In an emailed statement the Liberty’s Chief Brand Officer, Shana Stephenson, says that the team is “thrilled to showcase a collection from the Lesbian Herstory Archives, whose powerful legacy in preserving lesbian history aligns deeply with our values.” “Liberty fans are the heartbeat of our team and supporting the diverse communities that make up our fan base isn’t just important – it’s essential to who we are,” she says. “We look forward to continuing to celebrate the LGBTQ+ community, who has embraced the Liberty with love and pride since the beginning of our journey.”

The exhibit is “funny,” Corbman tells me, in that “it’s very centrally invested in the history of fraught relationships between lesbians and the front office.” It likely helps, though, that the Lesbian Herstory Archives is now working with “a different front office” — that of the Barclays Center, which became the Liberty’s home in 2020. “We didn’t just have to tell a kind of sanded-down story where lesbians were loved by the league for the entire time, or even a kind of progress narrative that forgets this history,” Corbman says. (Wolfe, however, has a slightly more cynical outlook on the timing of the exhibit: “There are enough lesbians out on the teams that it’s a positive for them. They’re not losing anything by it.”)

Corbman is also quick to point out that Lesbians for Liberty was a predominantly (though not exclusively) white group, and that the WNBA is predominantly Black. The activism of the players themselves has been central to the story of the league since its inception — and as they demonstrated at the All-Star Game last weekend with shirts that read “Pay Us What You Owe Us,” that’s sadly still a necessary reality. But it’s also true that the activism of queer fans has been largely overlooked when it comes to the history of the WNBA, and those stories, too, are worth telling.

Lesbians for Liberty

Dobkin emphasizes that the aim of the group was not “some canceling of the WNBA.” “We were really celebrating the league, but also calling them out at the same time,” she says, before adding, “Oh, I guess now they call that, ‘calling them in.’ We were calling them in.” But even though Lesbians for Liberty existed for only a brief moment, there’s still much that we can learn from them in the present day. Dobkin, who is now a performance artist living in Toronto, stresses that the history of the group should be situated in a broader lineage of queer activism. She has nostalgia for the scrappy spirit that drove Lesbians for Liberty, and art-oriented queer direct action in the ’90s in general — “to be able to do something that requires very little resources, where I can call three friends and show up and bring some posters and paint,” she tells me, “and to do things that feel achievable and manageable, and also with a spirit of play.” A kiss-in, as Dobkin points out, is a “very playful action.”

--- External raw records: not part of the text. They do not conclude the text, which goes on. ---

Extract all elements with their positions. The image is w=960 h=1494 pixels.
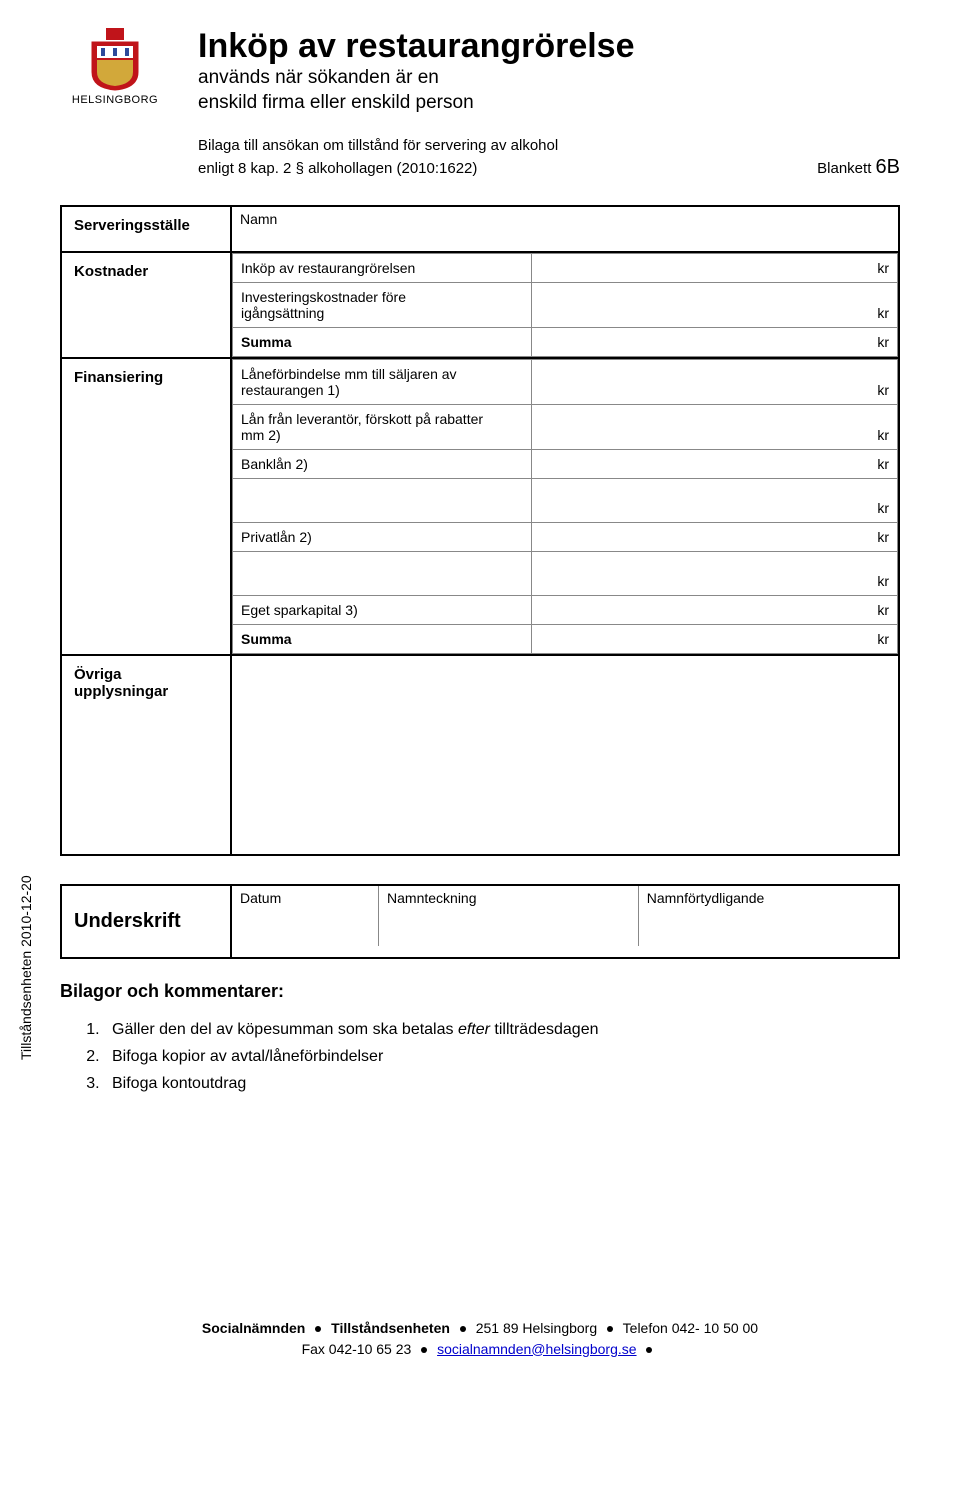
ovriga-l1: Övriga [74,666,122,683]
dot-icon [460,1326,466,1332]
bilagor-block: Bilagor och kommentarer: Gäller den del … [60,981,900,1098]
sig-datum[interactable]: Datum [232,886,379,946]
row-kost-summa-label: Summa [233,327,532,356]
row-lane-l2: restaurangen 1) [241,382,340,398]
page-title: Inköp av restaurangrörelse [198,28,900,65]
bilagor-item-3: Bifoga kontoutdrag [104,1070,900,1097]
dot-icon [607,1326,613,1332]
row-fin-summa-value[interactable]: kr [532,624,898,653]
logo-label: HELSINGBORG [72,94,158,106]
bilagor-item-2: Bifoga kopior av avtal/låneförbindelser [104,1043,900,1070]
sig-namnfortydligande[interactable]: Namnförtydligande [638,886,898,946]
logo-block: HELSINGBORG [60,28,170,106]
row-laneforbindelse-label: Låneförbindelse mm till säljaren av rest… [233,359,532,404]
row-privatlan-label: Privatlån 2) [233,522,532,551]
subtitle-line-2: enskild firma eller enskild person [198,92,900,115]
namn-label: Namn [232,207,898,251]
row-fin-summa-label: Summa [233,624,532,653]
page-footer: Socialnämnden Tillståndsenheten 251 89 H… [60,1318,900,1368]
row-leverantor-value[interactable]: kr [532,404,898,449]
row-blank-1-label[interactable] [233,478,532,522]
sig-namnteckning[interactable]: Namnteckning [379,886,639,946]
helsingborg-crest-icon [86,28,144,92]
row-blank-1-value[interactable]: kr [532,478,898,522]
subtitle-part-mid: eller [305,92,351,113]
dot-icon [646,1347,652,1353]
bilagor-title: Bilagor och kommentarer: [60,981,900,1002]
header: HELSINGBORG Inköp av restaurangrörelse a… [60,28,900,179]
footer-email-link[interactable]: socialnamnden@helsingborg.se [437,1341,636,1357]
row-invest-label: Investeringskostnader före igångsättning [233,282,532,327]
row-invest-l1: Investeringskostnader före [241,289,406,305]
bilagor-1b: efter [458,1021,490,1038]
bilagor-1c: tillträdesdagen [490,1021,599,1038]
row-banklan-label: Banklån 2) [233,449,532,478]
section-finansiering: Finansiering [61,358,231,655]
row-leverantor-label: Lån från leverantör, förskott på rabatte… [233,404,532,449]
blankett-label: Blankett [817,160,875,177]
subtitle-part-a: enskild firma [198,92,305,113]
bilagor-1a: Gäller den del av köpesumman som ska bet… [112,1021,458,1038]
blankett-id: Blankett 6B [817,156,900,179]
ovriga-l2: upplysningar [74,683,168,700]
row-blank-2-value[interactable]: kr [532,551,898,595]
row-inkop-value[interactable]: kr [532,253,898,282]
side-date-text: Tillståndsenheten 2010-12-20 [18,875,34,1060]
row-inkop-label: Inköp av restaurangrörelsen [233,253,532,282]
bilagor-item-1: Gäller den del av köpesumman som ska bet… [104,1016,900,1043]
row-lev-l2: mm 2) [241,427,281,443]
bilaga-line: Bilaga till ansökan om tillstånd för ser… [198,137,900,154]
footer-org: Socialnämnden [202,1320,305,1336]
row-banklan-value[interactable]: kr [532,449,898,478]
main-form-table: Serveringsställe Namn Kostnader Inköp av… [60,205,900,856]
footer-phone: Telefon 042- 10 50 00 [623,1320,758,1336]
dot-icon [315,1326,321,1332]
subtitle-part-b: enskild person [351,92,474,113]
row-blank-2-label[interactable] [233,551,532,595]
enligt-text: enligt 8 kap. 2 § alkohollagen (2010:162… [198,160,477,177]
blankett-code: 6B [876,156,900,178]
signature-table: Underskrift Datum Namnteckning Namnförty… [60,884,900,959]
row-invest-l2: igångsättning [241,305,324,321]
row-kost-summa-value[interactable]: kr [532,327,898,356]
row-laneforbindelse-value[interactable]: kr [532,359,898,404]
row-eget-value[interactable]: kr [532,595,898,624]
row-invest-value[interactable]: kr [532,282,898,327]
section-ovriga: Övriga upplysningar [61,655,231,855]
section-serveringsstalle: Serveringsställe [61,206,231,252]
section-kostnader: Kostnader [61,252,231,358]
section-underskrift: Underskrift [61,885,231,958]
ovriga-body[interactable] [231,655,899,855]
row-lane-l1: Låneförbindelse mm till säljaren av [241,366,457,382]
row-lev-l1: Lån från leverantör, förskott på rabatte… [241,411,483,427]
footer-fax: Fax 042-10 65 23 [302,1341,412,1357]
footer-unit: Tillståndsenheten [331,1320,450,1336]
subtitle-line-1: används när sökanden är en [198,67,900,90]
row-privatlan-value[interactable]: kr [532,522,898,551]
row-eget-label: Eget sparkapital 3) [233,595,532,624]
footer-address: 251 89 Helsingborg [476,1320,597,1336]
dot-icon [421,1347,427,1353]
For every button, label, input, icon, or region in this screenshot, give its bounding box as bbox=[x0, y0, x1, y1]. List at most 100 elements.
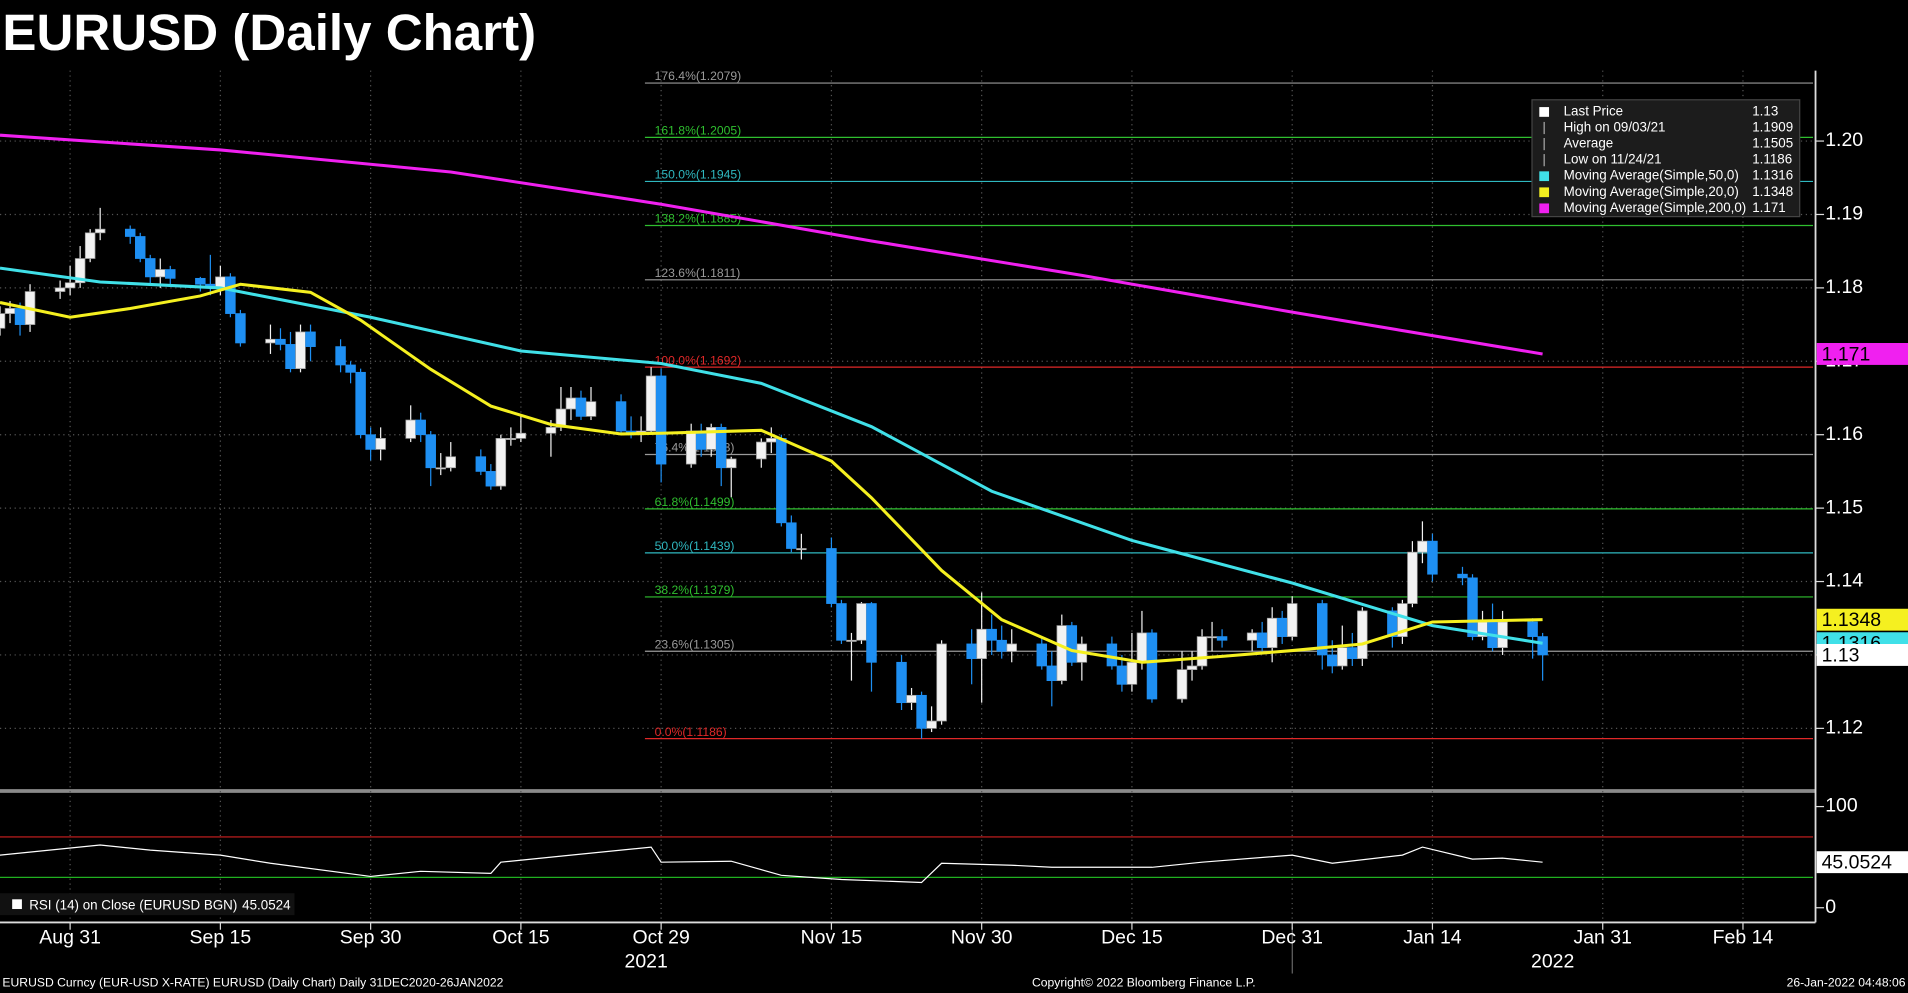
fib-label: 0.0%(1.1186) bbox=[655, 725, 727, 739]
candle-body bbox=[695, 430, 707, 450]
candle-body bbox=[966, 643, 977, 659]
x-tick-label: Dec 15 bbox=[1101, 926, 1163, 948]
legend-value: 1.171 bbox=[1752, 200, 1785, 215]
footer-left: EURUSD Curncy (EUR-USD X-RATE) EURUSD (D… bbox=[2, 975, 503, 989]
candle-body bbox=[235, 313, 246, 344]
rsi-line bbox=[0, 844, 1543, 884]
candle-body bbox=[435, 467, 446, 470]
moving-average-line bbox=[0, 266, 1543, 645]
rsi-y-tick-label: 100 bbox=[1825, 795, 1858, 817]
candle-body bbox=[976, 628, 987, 659]
legend-label: Moving Average(Simple,20,0) bbox=[1564, 184, 1739, 199]
y-tick-label: 1.20 bbox=[1825, 129, 1863, 151]
candle-body bbox=[1106, 643, 1118, 667]
candle-body bbox=[1126, 661, 1138, 685]
candle-body bbox=[285, 344, 296, 370]
candle-body bbox=[1347, 647, 1358, 659]
candle-body bbox=[1186, 665, 1198, 670]
candle-body bbox=[155, 269, 166, 278]
candle-body bbox=[1216, 636, 1228, 641]
fib-label: 100.0%(1.1692) bbox=[655, 353, 742, 367]
candle-body bbox=[1276, 617, 1288, 637]
candle-body bbox=[1246, 632, 1258, 641]
candle-body bbox=[756, 441, 767, 460]
ma-value-tag: 1.1348 bbox=[1822, 609, 1881, 631]
candle-body bbox=[1046, 665, 1058, 682]
candle-body bbox=[445, 456, 456, 469]
candle-body bbox=[1206, 636, 1218, 639]
x-tick-label: Sep 30 bbox=[340, 926, 402, 948]
candle-body bbox=[145, 258, 156, 278]
x-tick-label: Nov 15 bbox=[801, 926, 863, 948]
legend-swatch bbox=[1539, 107, 1550, 117]
candle-body bbox=[275, 338, 286, 345]
moving-average-line bbox=[0, 282, 1543, 664]
candle-body bbox=[1066, 625, 1078, 663]
legend-value: 1.13 bbox=[1752, 103, 1778, 118]
rsi-legend-box bbox=[0, 893, 295, 916]
candle-body bbox=[124, 228, 136, 237]
candle-body bbox=[565, 397, 577, 410]
candle-body bbox=[936, 643, 947, 722]
rsi-value-tag-box bbox=[1816, 851, 1908, 874]
candle-body bbox=[545, 427, 557, 434]
x-tick-label: Oct 15 bbox=[492, 926, 549, 948]
rsi-y-tick-label: 0 bbox=[1825, 896, 1836, 918]
x-tick-label: Oct 29 bbox=[632, 926, 689, 948]
candle-body bbox=[505, 438, 517, 440]
candle-body bbox=[655, 375, 667, 465]
y-tick-label: 1.18 bbox=[1825, 276, 1863, 298]
candle-body bbox=[1497, 621, 1508, 648]
fib-label: 161.8%(1.2005) bbox=[655, 124, 742, 138]
candle-body bbox=[295, 331, 306, 370]
candle-body bbox=[84, 232, 96, 259]
candle-body bbox=[906, 694, 917, 704]
legend-label: High on 09/03/21 bbox=[1564, 120, 1666, 135]
candle-body bbox=[225, 276, 236, 314]
y-tick-label: 1.15 bbox=[1825, 496, 1863, 518]
candle-body bbox=[1337, 647, 1348, 667]
candle-body bbox=[555, 408, 567, 428]
last-price-tag: 1.13 bbox=[1822, 644, 1860, 666]
fib-label: 61.8%(1.1499) bbox=[655, 495, 735, 509]
candle-body bbox=[1407, 551, 1418, 604]
candle-body bbox=[986, 628, 997, 641]
y-tick-label: 1.16 bbox=[1825, 423, 1863, 445]
rsi-value-tag: 45.0524 bbox=[1822, 852, 1892, 874]
legend-swatch bbox=[1539, 187, 1550, 198]
rsi-legend-value: 45.0524 bbox=[242, 897, 291, 912]
fib-label: 50.0%(1.1439) bbox=[655, 539, 735, 553]
candle-body bbox=[645, 375, 657, 432]
candle-body bbox=[715, 427, 727, 469]
candle-body bbox=[786, 522, 797, 549]
x-tick-label: Aug 31 bbox=[39, 926, 101, 948]
candle-body bbox=[1006, 643, 1017, 652]
candle-body bbox=[866, 603, 877, 663]
candle-body bbox=[64, 282, 76, 289]
legend-label: Last Price bbox=[1564, 103, 1623, 118]
chart-title: EURUSD (Daily Chart) bbox=[2, 4, 536, 61]
candle-body bbox=[896, 661, 907, 704]
legend-value: 1.1505 bbox=[1752, 136, 1793, 151]
candle-body bbox=[425, 434, 436, 469]
candle-body bbox=[1397, 603, 1408, 637]
candle-body bbox=[1266, 617, 1278, 648]
candle-body bbox=[515, 432, 527, 439]
fib-label: 123.6%(1.1811) bbox=[655, 266, 741, 280]
rsi-legend-label: RSI (14) on Close (EURUSD BGN) bbox=[29, 897, 237, 912]
legend-label: Moving Average(Simple,50,0) bbox=[1564, 168, 1739, 183]
legend-value: 1.1909 bbox=[1752, 120, 1793, 135]
candle-body bbox=[0, 313, 6, 329]
candle-body bbox=[1537, 636, 1548, 656]
legend-swatch bbox=[1539, 171, 1550, 182]
candle-body bbox=[195, 277, 206, 285]
candle-body bbox=[615, 401, 627, 432]
candle-body bbox=[1417, 540, 1428, 553]
x-tick-label: Jan 14 bbox=[1403, 926, 1462, 948]
fib-label: 23.6%(1.1305) bbox=[655, 637, 735, 651]
fib-label: 176.4%(1.2079) bbox=[655, 69, 742, 83]
candle-body bbox=[1036, 643, 1048, 667]
candle-body bbox=[1357, 610, 1368, 659]
candle-body bbox=[916, 694, 927, 729]
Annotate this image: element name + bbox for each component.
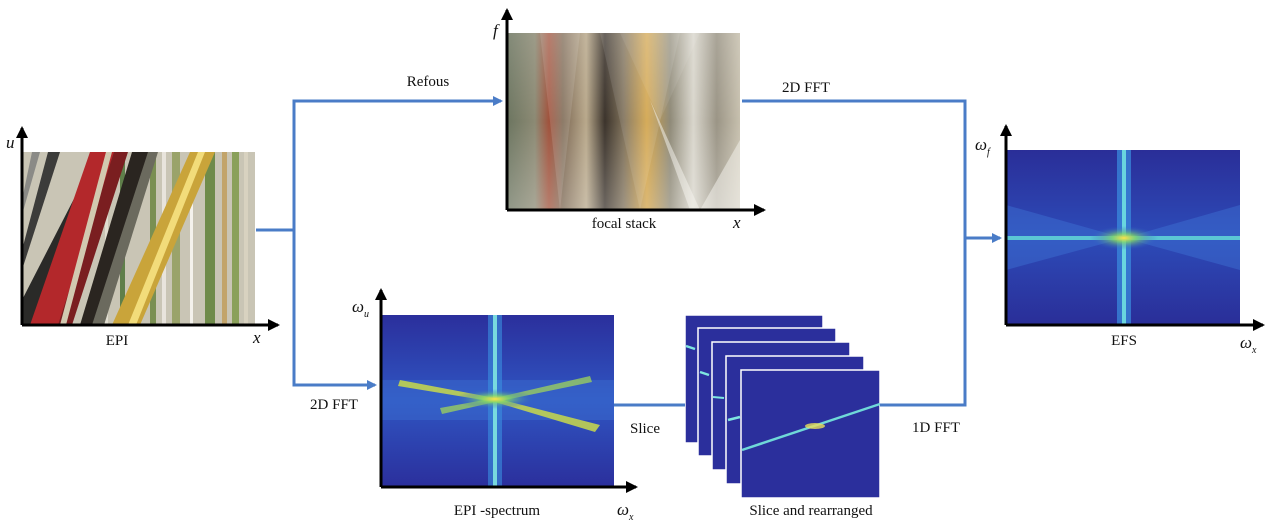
refocus-label: Refous: [407, 74, 450, 90]
focal-stack-caption: focal stack: [592, 216, 657, 232]
focal-stack-x-axis-label: x: [732, 213, 741, 232]
fft1d-label: 1D FFT: [912, 420, 960, 436]
slice-label: Slice: [630, 421, 660, 437]
arrow-refocus: [256, 96, 503, 232]
epi-image: [22, 152, 255, 325]
efs-image: [1006, 150, 1240, 325]
epi-spectrum-x-axis-label: ωx: [617, 500, 634, 523]
focal-stack-image: [507, 33, 740, 210]
epi-spectrum-image: [381, 315, 614, 487]
epi-caption: EPI: [106, 333, 129, 349]
epi-spectrum-caption: EPI -spectrum: [454, 503, 541, 519]
epi-x-axis-label: x: [252, 328, 261, 347]
fft2d-bottom-label: 2D FFT: [310, 397, 358, 413]
flow-arrows: [256, 96, 1002, 407]
epi-spectrum-y-axis-label: ωu: [352, 297, 369, 320]
efs-x-axis-label: ωx: [1240, 333, 1257, 356]
slice-stack: [684, 314, 881, 499]
efs-caption: EFS: [1111, 333, 1137, 349]
focal-stack-y-axis-label: f: [493, 21, 500, 40]
fft2d-top-label: 2D FFT: [782, 80, 830, 96]
arrow-1d-fft: [880, 238, 967, 407]
arrow-2d-fft-bottom: [292, 230, 377, 390]
slice-stack-caption: Slice and rearranged: [749, 503, 873, 519]
arrow-2d-fft-top: [742, 99, 1002, 243]
epi-y-axis-label: u: [6, 133, 15, 152]
efs-y-axis-label: ωf: [975, 135, 991, 158]
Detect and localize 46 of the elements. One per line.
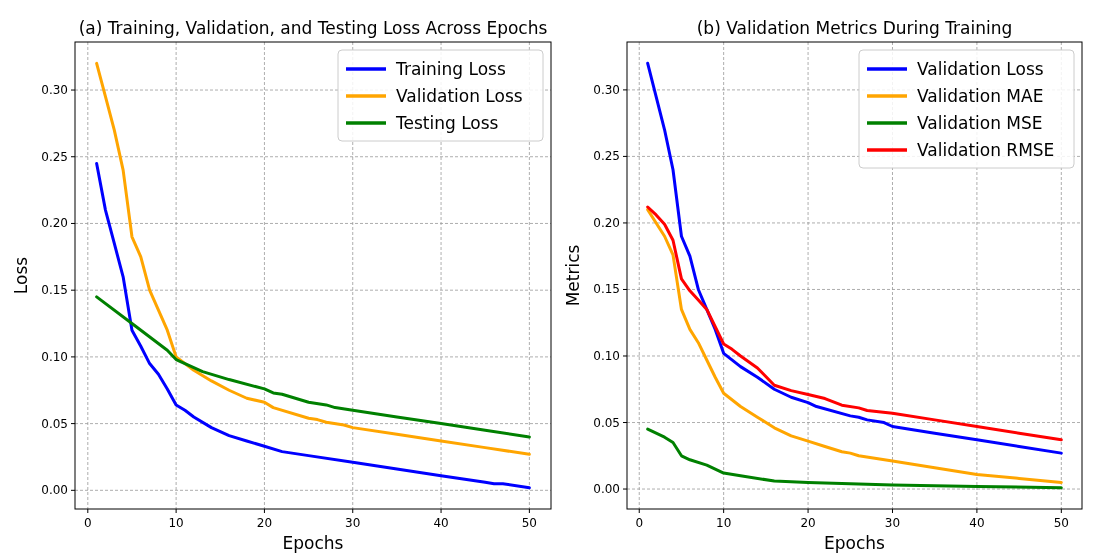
x-tick-label: 0 (635, 516, 644, 530)
x-tick-label: 30 (884, 516, 901, 530)
y-tick-label: 0.30 (41, 83, 68, 98)
line-series (646, 208, 1063, 484)
line-series (95, 61, 531, 456)
y-tick-label: 0.00 (41, 483, 68, 498)
x-tick-label: 30 (345, 516, 361, 530)
x-tick-label: 10 (168, 516, 184, 530)
line-series (95, 161, 531, 490)
y-tick-label: 0.15 (41, 283, 68, 298)
y-tick-label: 0.05 (41, 416, 68, 431)
y-tick-label: 0.10 (41, 349, 68, 364)
line-series (646, 61, 1063, 455)
x-tick-label: 20 (256, 516, 273, 530)
line-series (95, 295, 531, 439)
x-tick-label: 40 (433, 516, 449, 530)
chart-title: (b) Validation Metrics During Training (696, 18, 1013, 38)
legend-label: Validation MSE (917, 113, 1043, 133)
x-tick-label: 0 (83, 516, 92, 530)
y-tick-label: 0.10 (593, 348, 620, 363)
x-tick-label: 20 (800, 516, 816, 530)
y-tick-label: 0.25 (593, 149, 620, 164)
line-series (646, 427, 1063, 490)
x-axis-title: Epochs (824, 533, 886, 553)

Wolfe, too, still appreciates the creativity and the courage of those who participated in Lesbians for Liberty. “Nobody backed away,” she recalls. “When they said you couldn’t bring a banner, everybody thought, ‘How are we going to sneak the banner in?’” Though Wolfe says it was “silly” and “juvenile” that it took the WNBA as long as it did to officially acknowledge Pride (even the New York Times criticized the league for taking until 2014 to do so), she also says, “The great thing was that people stood up to it and said, ‘We’re not going to take it.’”

The legendary activist sees that same spirit in today’s protests against anti-trans laws and laws that seek to censor topics like “critical race theory” in higher education. “This is fascism — and a lot of lesbians are standing up to it,” Wolfe says. “People have to be very vigilant and make sure that you still stay visible, and that we don’t let anybody do that again. Anywhere, anywhere, not just in the WNBA.”